Skins retro recap (3.08): “Effy”

 
 

This is going to be a short recap, relatively speaking, because Santa’s coming — I know him! I know him! — and there’s not much Naomily and I’m trying to knock out 3.09 by tomorrow (so much Naomily) before we close up shop for the holidays.

I wish I had a million years to dig into this thing, though, because it’s kind of the crux of the entire second generation. I mean that retrospectively, of course. There’s no way we could have known that in real-time. It’s good, though. Real good. And when people lambaste me about loving Skins I just want to shove this episode up their nose and into their brainspace until they are set free from their ignorance and pomp.

Ahem.

The first time I watched “Effy,” — lo, those many months ago — I was entirely underwhelmed. This episode has about half the amount of dialogue as a normal Skins episode, and coming off “Naomi” and “JJ,” which both had such layered, delicious dialogue it makes my mouth water just thinking about it, “Effy” left me feeling a little empty. The second time I watched was post-S4 and it was sunshine breaking over Mordor, just an entirely different beast.

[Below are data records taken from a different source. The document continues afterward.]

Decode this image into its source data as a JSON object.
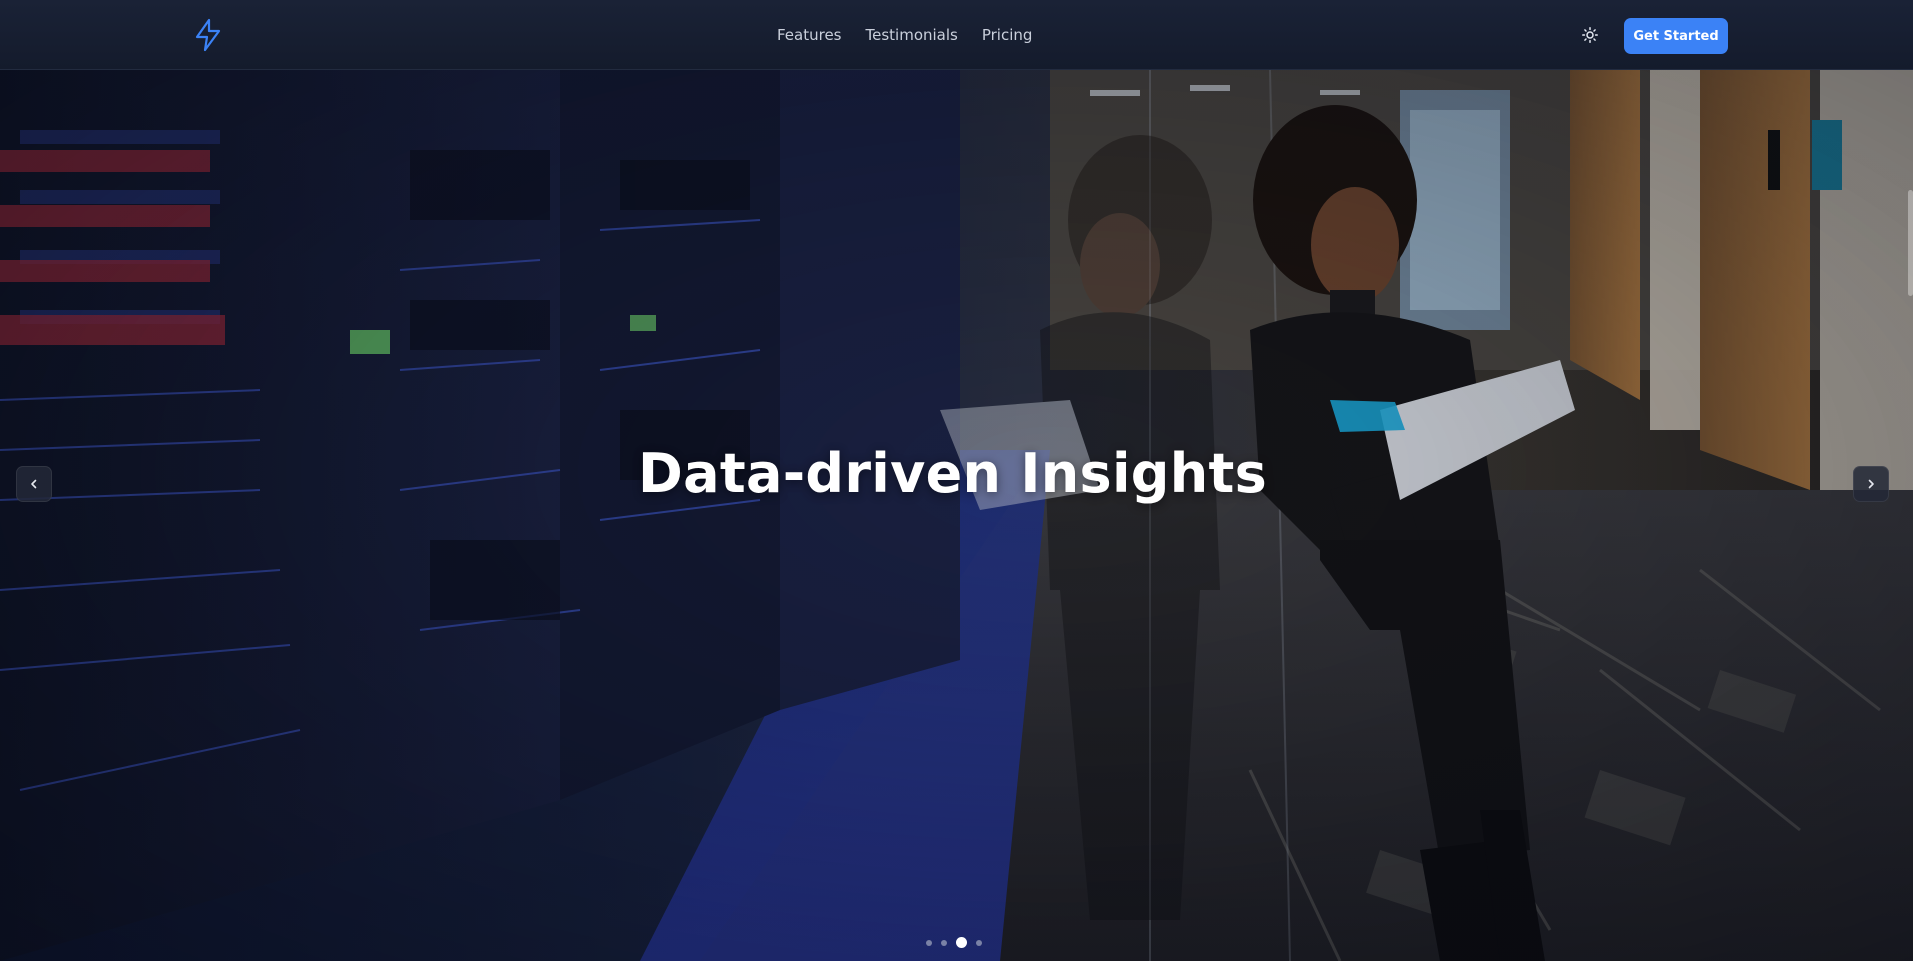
{
  "navbar": {
    "logo_icon": "lightning-bolt-icon",
    "links": [
      {
        "label": "Features"
      },
      {
        "label": "Testimonials"
      },
      {
        "label": "Pricing"
      }
    ],
    "theme_toggle_icon": "sun-icon",
    "cta_label": "Get Started"
  },
  "hero": {
    "title": "Data-driven Insights",
    "prev_icon": "chevron-left-icon",
    "next_icon": "chevron-right-icon",
    "slides": {
      "count": 4,
      "active_index": 2
    }
  },
  "colors": {
    "accent": "#3b82f6",
    "navbar_bg": "#161d2f",
    "hero_title": "#ffffff"
  }
}
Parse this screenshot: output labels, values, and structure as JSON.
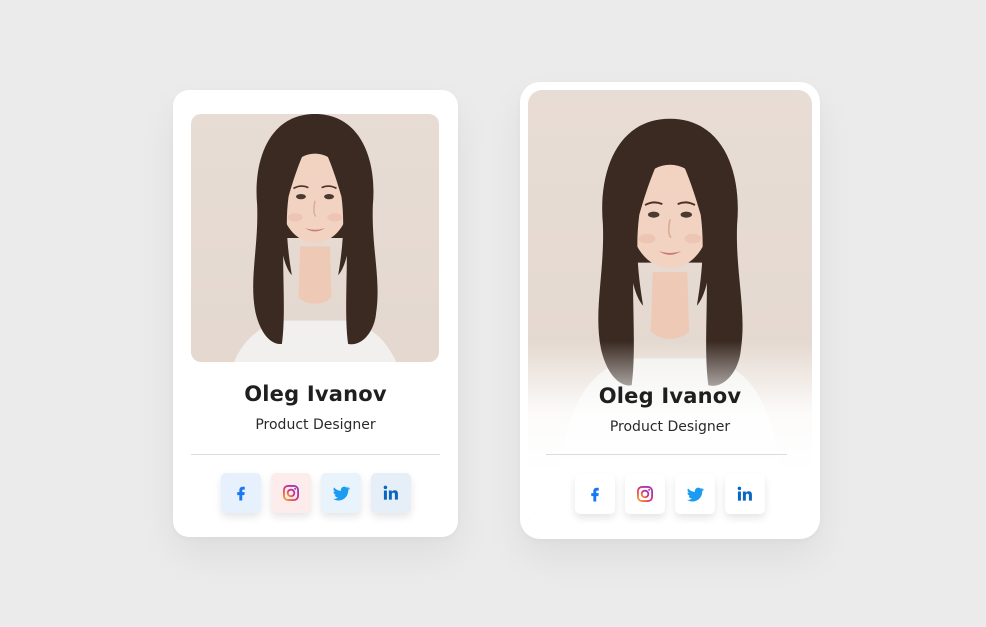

How can I say this? “Effy” is like if you sat all the characters — except Naomi and Emily and JJ — in front of the Mirror of Erised and then opened the door to a wardrobe and let a Boggart out to play. Everyone’s deepest desires and most desperate fears: reflected, magnified, mangled, slithering around and pouncing all over each other.

The most important thing, I think, is that Katie F–king Fitch came alive in series four, and I understand her now as both the antithesis to and anchor for Effy. Their stories barely make sense without each other. Katie is the key to “Effy” — and, I think it could be argued, the key to Effy — because both of their stories are about fighting the narratives they’ve constructed for themselves, and to what lengths they’ll go to preserve those narratives. But it’s flip sides of the same magnet, not just because their imaginary narratives and actual narratives are always rubbing up against each other, but because they want the exact opposite thing. And because of how reality destroys them both.

It starts here, with each of them taking it in turns to strip the other of everything that matters to her — ribbon-by-ribbon, thread-by-thread — and what they’re left with when the dance is over. (Nothing.) (Both of them: Nothing.)

Or, as my friend Jacob says: No matter how many times you squint your eyes and stomp your feet, the actual world you live in is a lot more important than the perfect world you wish you lived in.

Observe:

Effy is having an early morning perfunctory shag with Cook while her mom nibbles on some Coco Puffs downstairs. Cook squeals and grunts and Effy sort of yawns and rolls her eyes. Cook bounces immediately afterward and Effy pops to the loo for a shower — that she does not take. (Did you know the UK has something called “Loo of the Year” awards? I am dead serious. I saw some certificates hanging on the wall of a service station the first time I was in England.) Anyway, Effy’s not so much for water conservation; she just lets the shower run and run and decides to give ol’ Freds a call. It goes straight to voicemail.

Downstairs — still unshowered, mind — Effy finds Anthea roll-calling every bloke in the newspaper and declaring him a bastard. Bono and Stephen Fry are both objects of her adulterous wrath. Effy’s like, “Cook and I broke up. I’m pregnant. I’m Catherine Earnshaw. I’m not even kidding. There will be a prompt way of finishing all, when I am pushed to extremity!” And then she drops a vase and crunches over her the glass on the way out of the house, like, “XOXO, Beautiful Bomb.”